EDIT: One more thing I forgot to ask. Is there a difference between Borrow and &PackedFile? I´ve seen it in a couple of places and it seems to me they do the same thing.

Borrow and AsRef are used to deal with borrowed and owned versions of the same type. So the following function

fn foo<P: Borrow<PackedFile>>(input: &Vec<P>)

may either take a Vec<PackedFile> or a Vec<&PackedFile>.

Frodo45127 commented 5 years ago

I managed to send you a friend request I think.

I´ll add you tomorrow. Too tired now.

RPFM with the patch should share the data between the bg and ui thread

Nop. In RPFM, the UI should only receive decoded data, not raw data. All the decoding/encoding happens in the background so the UI never sees the real data, only the data that has been prepared for the UI. The only exception is the DB Decoder, and there it just needs the first bytes, no the entire data, so a vector with those bytes is enough.

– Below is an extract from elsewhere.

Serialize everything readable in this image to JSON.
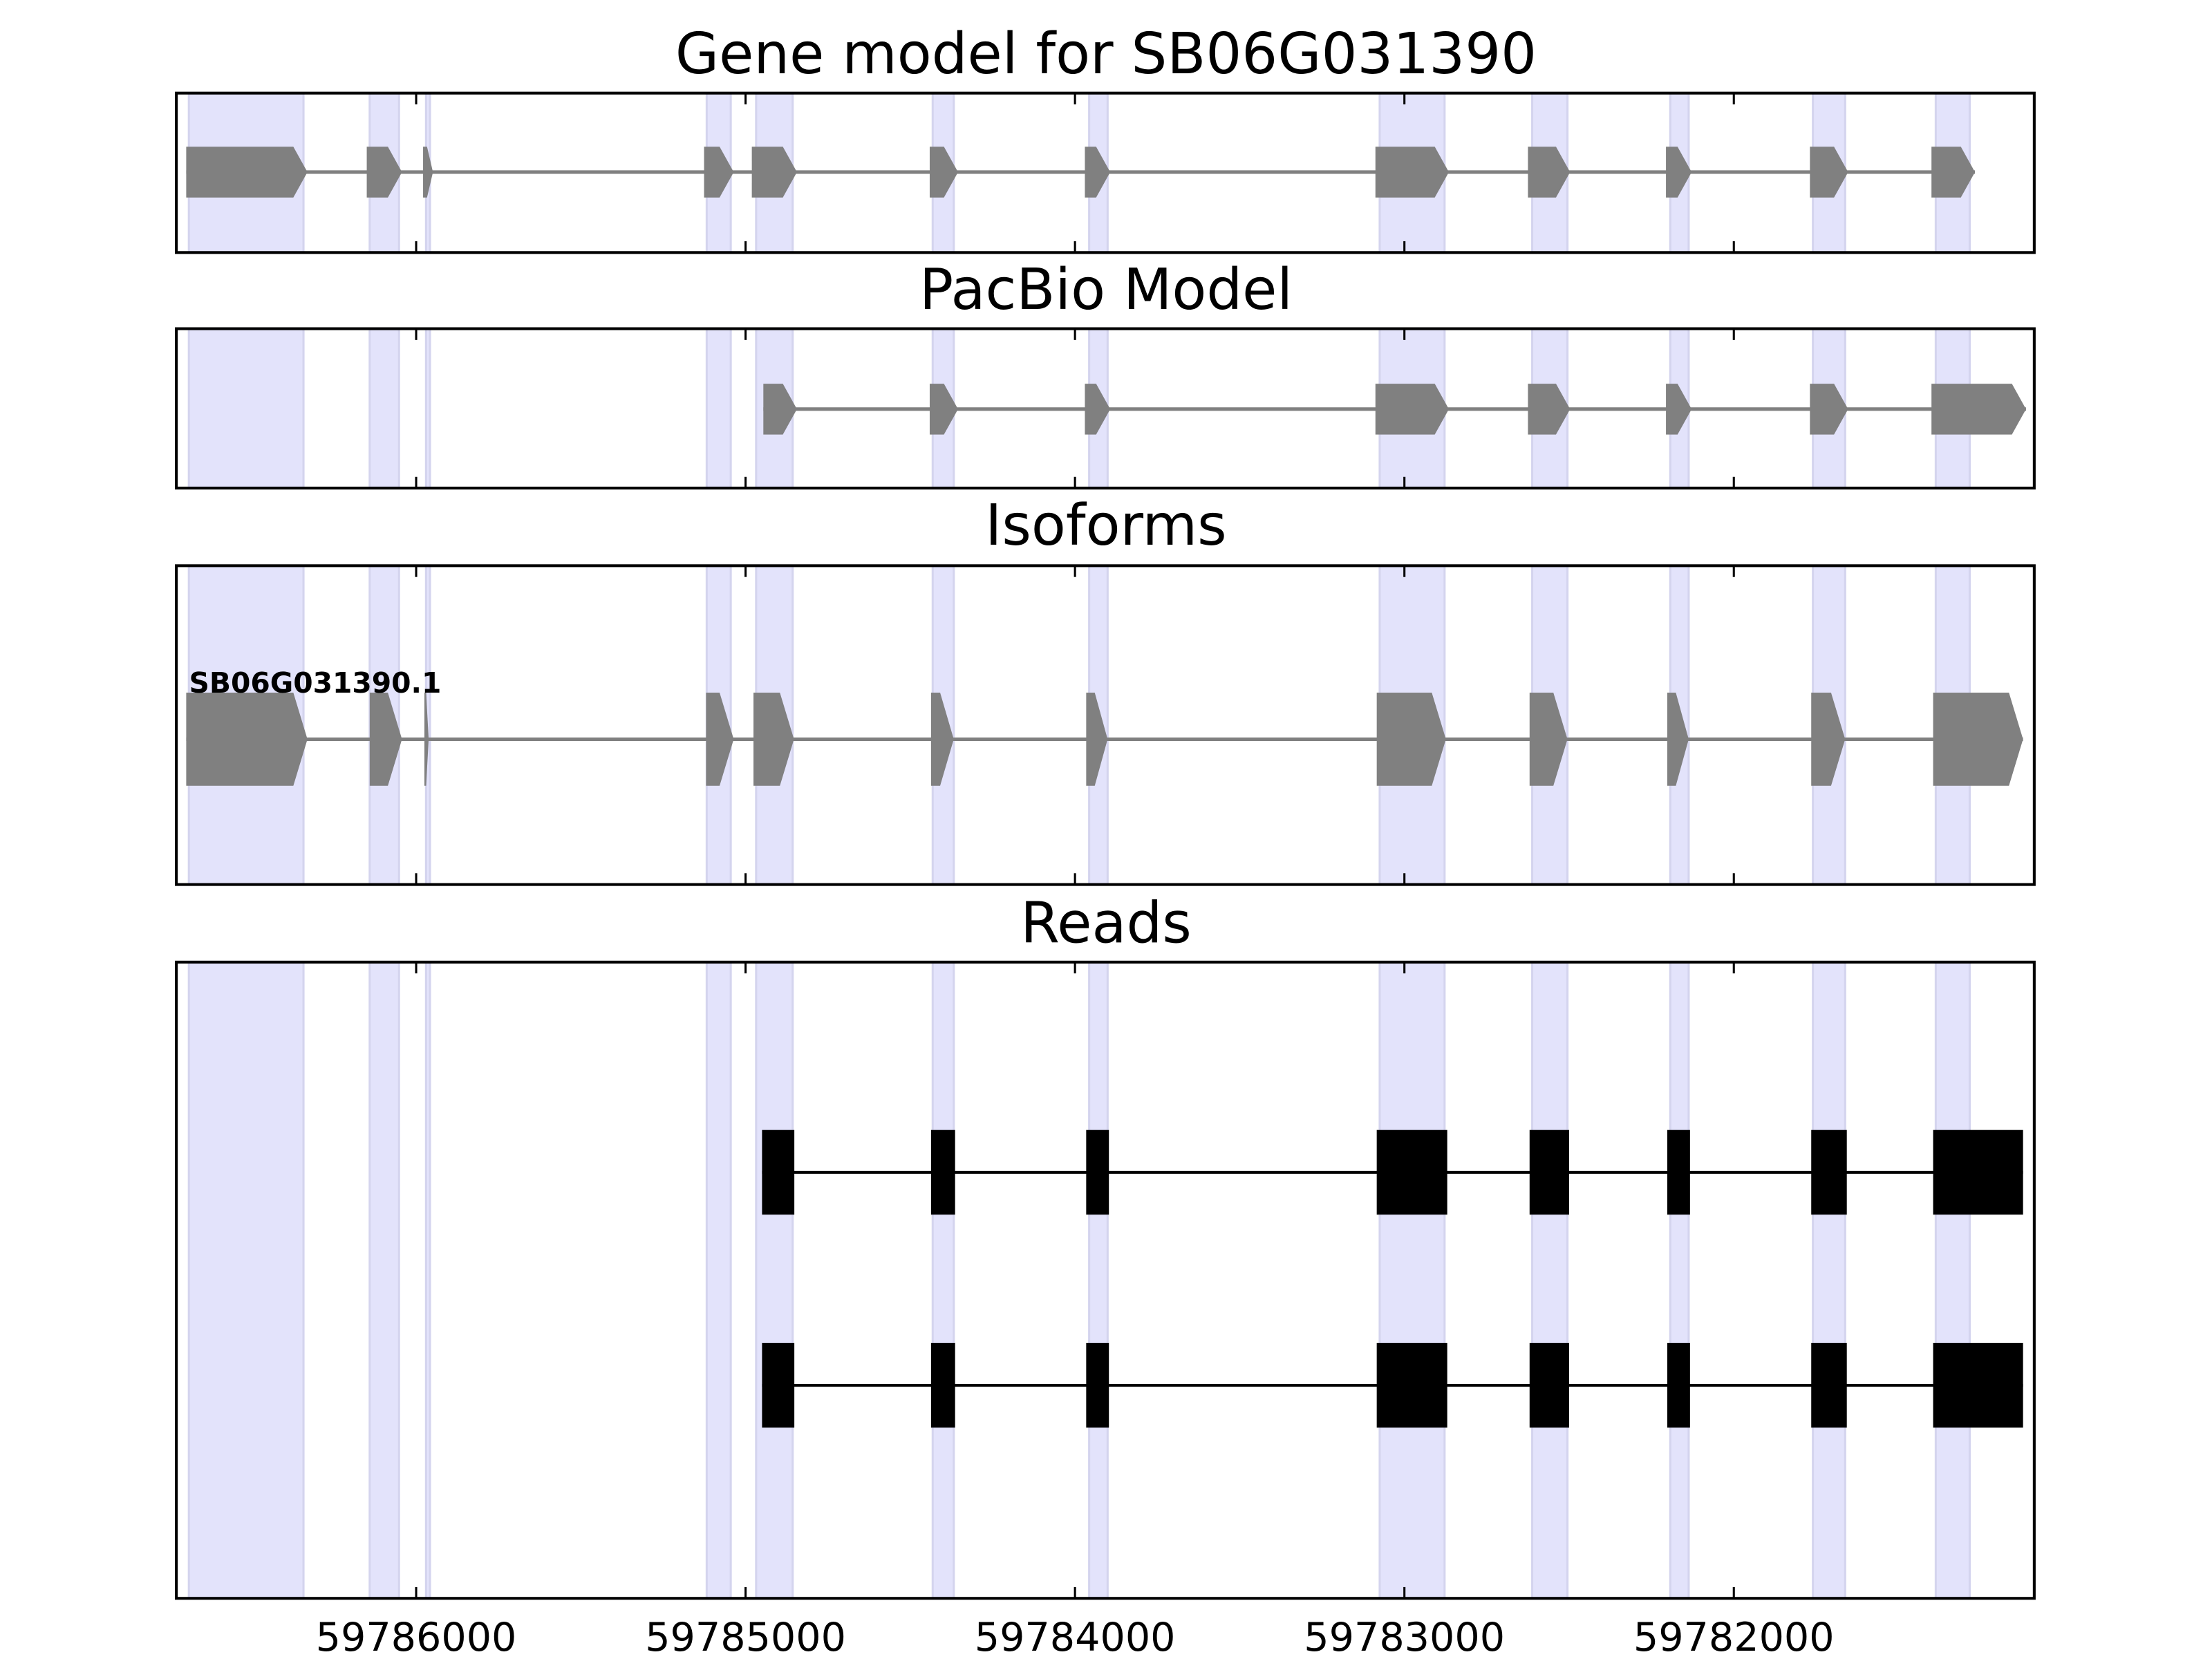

That would be possible (and even result in less lines of code), but it would make the public api more complicated: Right now, from the users' perspective tw_pack_lib is one module that offers everything, if we change parse and build to public modules they will appear as such to the user. Getters like get_bitmask need a file view reference, so you'd have to make the view field public, and force users to pass it to get_bitmask. Also, you might want to keep the public api (impl PackFile) separated from the actual implementation (::parse).

And why are separated to begin with? From my point of view, all those functions should really be inside impl PackFile, as they NEED a PackFile to begin with, or they use or return one. And I have the same problem with the PackFile that I had with PackedFileData: why is a PackFile a struct with just one thing inside from another crate? Can´t we just say PackFile = FileView and make a trait PackFile to implement all that stuff directly into FileView or something like that? That´ll eliminate all those middle functions and reduce the abstraction by another layer.

may either take a Vec or a Vec<&PackedFile>.

Thanks. Another thing I learnt today.

Trolldemorted commented 5 years ago

Nop. In RPFM, the UI should only receive decoded data, not raw data. All the decoding/encoding happens in the background so the UI never sees the real data, only the data that has been prepared for the UI. The only exception is the DB Decoder, and there it just needs the first bytes, no the entire data, so a vector with those bytes is enough.

Oh that is unfortunate. But the thread-safety comes for free, luckily.

And why are separated to begin with? From my point of view, all those functions should really be inside impl PackFile, as they NEED a PackFile to begin with, or they use or return one. And I have the same problem with the PackFile that I had with PackedFileData: why is a PackFile a struct with just one thing inside from another crate? Can´t we just say PackFile = FileView and make a trait PackFile to implement all that stuff directly into FileView or something like that? That´ll eliminate all those middle functions and reduce the abstraction by another layer.

Separating API from implementation makes sense because it helps you defining a decisive API without having specific implementation details influencing it. We could make a PackFile trait, but that would change the API since all FileView functions would be available too, which would violate the separation of concerns - tw_pack_lib should provide ways to manipulate pack files, and should not expose internals. If you drop the wrapper we would have to re-export our dependency, and users would have to import something from a crate they should not be forced to know about to move the PackFile into a variable (since you have to declare an explicit type), or use boxed types and dynamic dispatch or impl traits.